8 Responses to “What was your first computer?”

  1. glob says:

    Sinclair Spectrum with 48k RAM expansion and thermal printer (1983)

    Didn’t have many games, learned BASIC by spending many many hours copying code from computer magazines. Had the computer on so much my parents had to get it repaired twice due to heat damaged chips.

    Then I moved on to a 512kb 8Mhz XT (dual 5.25″ floppies, no HDD). I remember squeezing as much RAM as possible out of with with QEMM and obscure config.sys settings. I enjoyed writing TSRs (in Turbo Pascal) using tricks such as declaring variables at the same memory location to save a few bytes.

  2. Max says:

    ZX spectrum, 1992
    (C) 1982 Sinclair Research Ltd :)

  3. Andy says:

    Same as you, my first was a Commodore 64. It was probably right around 1983 or so when they first dropped the price on them. I think Bruce Lee and Impossible Mission were my favorite games.

  4. dispensa says:

    Aah, the games. I had a Coleco Vision at the time, and I think I got an original Nintendo at about that time as well.

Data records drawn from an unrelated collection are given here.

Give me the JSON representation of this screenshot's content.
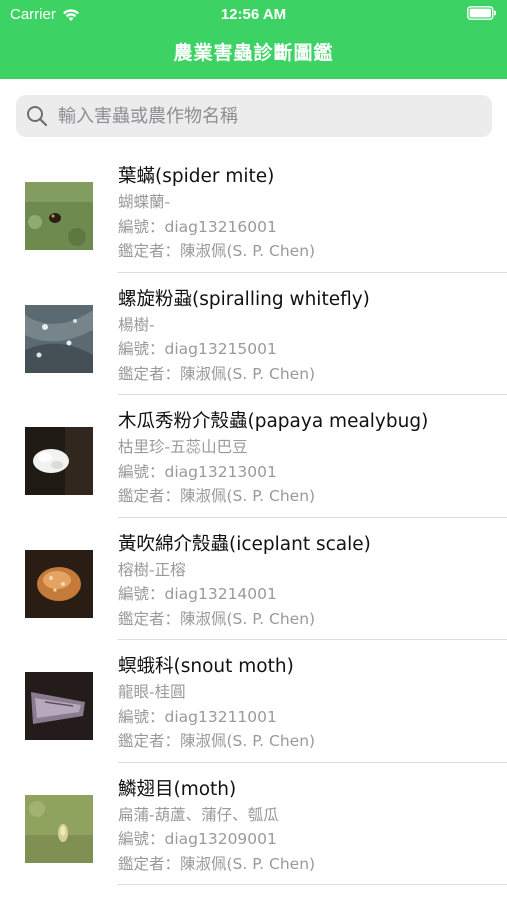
{
  "status": {
    "carrier": "Carrier",
    "time": "12:56 AM"
  },
  "header": {
    "title": "農業害蟲診斷圖鑑"
  },
  "search": {
    "placeholder": "輸入害蟲或農作物名稱",
    "icon": "search-icon"
  },
  "colors": {
    "header_bg": "#3dd364",
    "search_bg": "#ececec"
  },
  "items": [
    {
      "name": "葉蟎(spider mite)",
      "host": "蝴蝶蘭-",
      "code": "編號：diag13216001",
      "examiner": "鑑定者：陳淑佩(S. P. Chen)"
    },
    {
      "name": "螺旋粉蝨(spiralling whitefly)",
      "host": "楊樹-",
      "code": "編號：diag13215001",
      "examiner": "鑑定者：陳淑佩(S. P. Chen)"
    },
    {
      "name": "木瓜秀粉介殼蟲(papaya mealybug)",
      "host": "枯里珍-五蕊山巴豆",
      "code": "編號：diag13213001",
      "examiner": "鑑定者：陳淑佩(S. P. Chen)"
    },
    {
      "name": "黃吹綿介殼蟲(iceplant scale)",
      "host": "榕樹-正榕",
      "code": "編號：diag13214001",
      "examiner": "鑑定者：陳淑佩(S. P. Chen)"
    },
    {
      "name": "螟蛾科(snout moth)",
      "host": "龍眼-桂圓",
      "code": "編號：diag13211001",
      "examiner": "鑑定者：陳淑佩(S. P. Chen)"
    },
    {
      "name": "鱗翅目(moth)",
      "host": "扁蒲-葫蘆、蒲仔、瓠瓜",
      "code": "編號：diag13209001",
      "examiner": "鑑定者：陳淑佩(S. P. Chen)"
    }
  ]
}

The Commodore had some of the best entertainment of the bunch (although nobody could touch Zelda or Metroid!)

    I recall liking Top Gun, and there was some crazy racing game that I liked, based on Formula 1. I’m sure there were more, but I actually wound up leaving gaming for BBS land within a few months, and I’ve really never gone back.

  5. CP200s Sinclair

    As I hadn’t a K7 recorder in order to load games, it was just me and BASIC manual. It was that way that I learnt how to program. After that, I upgraded to a MSX (a lot of games).

  6. dan says:

    the first one i used was a gateway 2000 in the early 90s. forgot what was in it being so long ago and me being young at the time. i know it had win 3.1

    the first one i actually owned was this toshiba i got a year ago that ive had nothing but trouble with.

  7. IronGate says:

    First one was a Sinclair ZX81, guess ‘82. One evening, my father called for me, and there I saw my name written on the TV screen. My question was of course “HOW??!?”, and then I was sold to the computer community ;) Learned BASIC on that computer. Later had a Sinclair Spectrum, BBC Micro Mod. B (long time). Then Tiki 100 (Norwegian made CP/M and Z80 based computer), where I started programming with Turbo Pascal 2.0. Next step was into the PC arena with a 8088 computer with a whopping 32MB harddrive and EGA graphics. And I have stayed with PCs, except from a period with Acorn Archimedes, where I got the joy of learning RISC based assembly language on the ARM CPU.

    Now I am wondering how my kids can get such a pleasure

  8. I went the opposite direction… PC to Commodore 64. My first computer was a Tandy 1000 (man, was that a stupid purchase). After realizing that it wasn’t 100% IBM-compatible, and that I got ripped off by Radio Shack, I moved to a C64. Man… those were some good times. However, I was always envious of my friend across the street. He had an Amiga 1000 and it just blew everything else out of the water. Anyway… back to work. Cheers!